With all three looking on, Jenkins pivoted his body downward, prepping for a dive. The jets shot him beneath the surface of the water. In the next few seconds, he emerged, then pointed downward for another dive. It’s a dolphin-like maneuver Jenkins quickly mastered, and his sights are now set on performing a back flip to match some of the more adventurous customers who have already tried the device.

“I’m hoping to try that soon,” Jenkins said, grinning. “I just have to get up the courage to do it.”

Flyboarding is the brainchild of French watercraft racer Franky Zapata, Jenkins said. Zapata dreamed it up in 2011.

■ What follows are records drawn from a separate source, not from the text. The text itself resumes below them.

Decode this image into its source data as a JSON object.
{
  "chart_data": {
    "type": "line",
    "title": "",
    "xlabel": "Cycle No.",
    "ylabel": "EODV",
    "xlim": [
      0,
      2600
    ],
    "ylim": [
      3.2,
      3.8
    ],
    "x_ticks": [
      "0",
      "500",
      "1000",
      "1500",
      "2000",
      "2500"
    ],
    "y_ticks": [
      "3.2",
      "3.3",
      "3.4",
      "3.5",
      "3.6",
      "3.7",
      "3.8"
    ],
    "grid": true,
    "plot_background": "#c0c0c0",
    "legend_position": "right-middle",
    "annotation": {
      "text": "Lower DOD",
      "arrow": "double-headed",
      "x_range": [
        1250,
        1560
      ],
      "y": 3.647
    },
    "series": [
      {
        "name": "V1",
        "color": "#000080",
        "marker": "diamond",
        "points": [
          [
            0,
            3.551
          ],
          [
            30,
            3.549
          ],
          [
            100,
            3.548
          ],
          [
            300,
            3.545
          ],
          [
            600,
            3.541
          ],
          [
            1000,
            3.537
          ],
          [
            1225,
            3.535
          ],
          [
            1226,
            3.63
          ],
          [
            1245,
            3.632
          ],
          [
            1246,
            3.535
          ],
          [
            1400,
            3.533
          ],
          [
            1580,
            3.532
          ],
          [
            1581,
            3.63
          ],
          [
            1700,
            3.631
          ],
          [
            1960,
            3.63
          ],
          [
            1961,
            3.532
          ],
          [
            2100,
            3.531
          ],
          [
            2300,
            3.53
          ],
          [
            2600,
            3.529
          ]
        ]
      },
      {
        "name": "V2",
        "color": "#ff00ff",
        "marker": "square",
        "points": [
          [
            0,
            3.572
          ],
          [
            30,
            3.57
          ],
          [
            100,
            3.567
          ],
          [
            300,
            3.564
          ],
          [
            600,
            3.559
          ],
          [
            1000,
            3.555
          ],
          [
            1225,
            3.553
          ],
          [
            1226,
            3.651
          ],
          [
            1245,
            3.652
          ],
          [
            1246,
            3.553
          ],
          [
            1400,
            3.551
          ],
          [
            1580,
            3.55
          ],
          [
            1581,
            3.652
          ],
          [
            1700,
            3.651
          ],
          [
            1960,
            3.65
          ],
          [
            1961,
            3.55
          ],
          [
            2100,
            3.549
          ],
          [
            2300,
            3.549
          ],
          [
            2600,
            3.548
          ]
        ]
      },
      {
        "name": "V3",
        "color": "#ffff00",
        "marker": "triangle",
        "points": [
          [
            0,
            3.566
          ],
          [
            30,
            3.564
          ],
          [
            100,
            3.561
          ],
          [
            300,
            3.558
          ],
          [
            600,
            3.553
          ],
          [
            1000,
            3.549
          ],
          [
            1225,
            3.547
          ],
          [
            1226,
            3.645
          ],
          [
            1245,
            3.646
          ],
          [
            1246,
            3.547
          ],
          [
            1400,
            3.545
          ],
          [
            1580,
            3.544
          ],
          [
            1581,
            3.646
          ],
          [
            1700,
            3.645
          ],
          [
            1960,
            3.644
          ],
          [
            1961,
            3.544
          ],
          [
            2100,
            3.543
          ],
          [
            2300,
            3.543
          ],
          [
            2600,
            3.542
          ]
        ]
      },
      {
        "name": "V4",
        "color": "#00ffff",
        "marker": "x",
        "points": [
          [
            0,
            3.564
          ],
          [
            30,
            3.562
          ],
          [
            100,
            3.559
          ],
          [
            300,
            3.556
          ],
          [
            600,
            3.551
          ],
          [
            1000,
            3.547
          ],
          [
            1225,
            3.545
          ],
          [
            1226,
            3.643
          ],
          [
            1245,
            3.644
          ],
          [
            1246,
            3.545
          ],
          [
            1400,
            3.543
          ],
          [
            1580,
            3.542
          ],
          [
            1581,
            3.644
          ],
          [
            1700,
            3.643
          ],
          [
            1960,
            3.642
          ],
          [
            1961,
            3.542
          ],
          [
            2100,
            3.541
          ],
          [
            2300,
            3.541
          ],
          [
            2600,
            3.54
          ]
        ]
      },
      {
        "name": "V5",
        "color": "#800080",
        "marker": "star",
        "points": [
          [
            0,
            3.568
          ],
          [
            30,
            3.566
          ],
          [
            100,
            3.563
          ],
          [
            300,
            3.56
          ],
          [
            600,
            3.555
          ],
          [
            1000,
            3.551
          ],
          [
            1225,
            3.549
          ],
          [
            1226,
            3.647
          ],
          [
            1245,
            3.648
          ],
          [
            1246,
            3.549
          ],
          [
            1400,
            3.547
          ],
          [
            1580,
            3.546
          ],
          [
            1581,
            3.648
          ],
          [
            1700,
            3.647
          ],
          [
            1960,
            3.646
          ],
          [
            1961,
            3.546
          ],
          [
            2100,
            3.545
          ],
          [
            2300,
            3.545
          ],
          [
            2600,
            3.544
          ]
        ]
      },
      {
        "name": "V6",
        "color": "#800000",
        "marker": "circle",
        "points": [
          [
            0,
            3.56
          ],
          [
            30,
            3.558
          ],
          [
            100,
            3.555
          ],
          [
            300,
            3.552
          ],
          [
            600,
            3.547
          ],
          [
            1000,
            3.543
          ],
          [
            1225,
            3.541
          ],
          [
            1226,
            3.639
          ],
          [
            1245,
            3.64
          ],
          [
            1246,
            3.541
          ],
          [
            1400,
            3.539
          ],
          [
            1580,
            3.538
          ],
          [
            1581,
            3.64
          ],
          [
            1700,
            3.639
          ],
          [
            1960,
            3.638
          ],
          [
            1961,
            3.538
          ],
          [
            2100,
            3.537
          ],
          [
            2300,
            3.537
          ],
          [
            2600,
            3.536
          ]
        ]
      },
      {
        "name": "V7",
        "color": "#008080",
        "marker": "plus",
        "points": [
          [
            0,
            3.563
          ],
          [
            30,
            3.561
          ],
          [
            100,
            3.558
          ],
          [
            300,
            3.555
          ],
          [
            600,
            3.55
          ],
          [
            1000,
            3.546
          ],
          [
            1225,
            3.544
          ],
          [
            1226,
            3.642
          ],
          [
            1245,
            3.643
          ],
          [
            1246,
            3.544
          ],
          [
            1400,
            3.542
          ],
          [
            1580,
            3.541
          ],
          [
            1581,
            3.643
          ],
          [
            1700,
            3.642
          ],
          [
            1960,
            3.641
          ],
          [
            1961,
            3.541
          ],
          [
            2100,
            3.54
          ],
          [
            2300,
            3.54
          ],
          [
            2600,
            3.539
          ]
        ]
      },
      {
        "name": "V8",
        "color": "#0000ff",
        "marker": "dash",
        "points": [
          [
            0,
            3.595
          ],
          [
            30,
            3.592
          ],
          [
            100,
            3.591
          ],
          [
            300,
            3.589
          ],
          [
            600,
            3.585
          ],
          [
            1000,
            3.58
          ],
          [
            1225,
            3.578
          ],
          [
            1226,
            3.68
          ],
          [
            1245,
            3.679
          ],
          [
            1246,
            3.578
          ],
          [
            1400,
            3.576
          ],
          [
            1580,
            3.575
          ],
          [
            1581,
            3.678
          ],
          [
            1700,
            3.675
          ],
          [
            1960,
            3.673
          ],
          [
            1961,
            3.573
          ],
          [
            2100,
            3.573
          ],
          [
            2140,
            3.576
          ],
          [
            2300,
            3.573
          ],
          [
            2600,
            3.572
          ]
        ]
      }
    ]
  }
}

The attraction is so new, analogies describing the experience remain in the realm of fiction. Jenkins likened the experience to the hoverboard flown by Marty McFly in the 1980s film “Back to the Future Part II.” Grytdal thinks riders look more like Spider-Man’s archnemesis, the Green Goblin, who flew a similar device over land in comic books. Websites say riders can soar over the water like Ironman.

The two enterprising outdoorsmen will accept all comers, regardless of experience. The two are CPR-certified through their work. Crystal Jenkins said she was worried at first because she’s not a strong wakeboarder, but she was able to rise out of the water on her first try.

“If I can do it, anybody can do it,” she said.

You might catch both men just taking the equipment for a spin themselves.

“This is what we do anyways,” Jenkins said. “We spend all summer on the water.”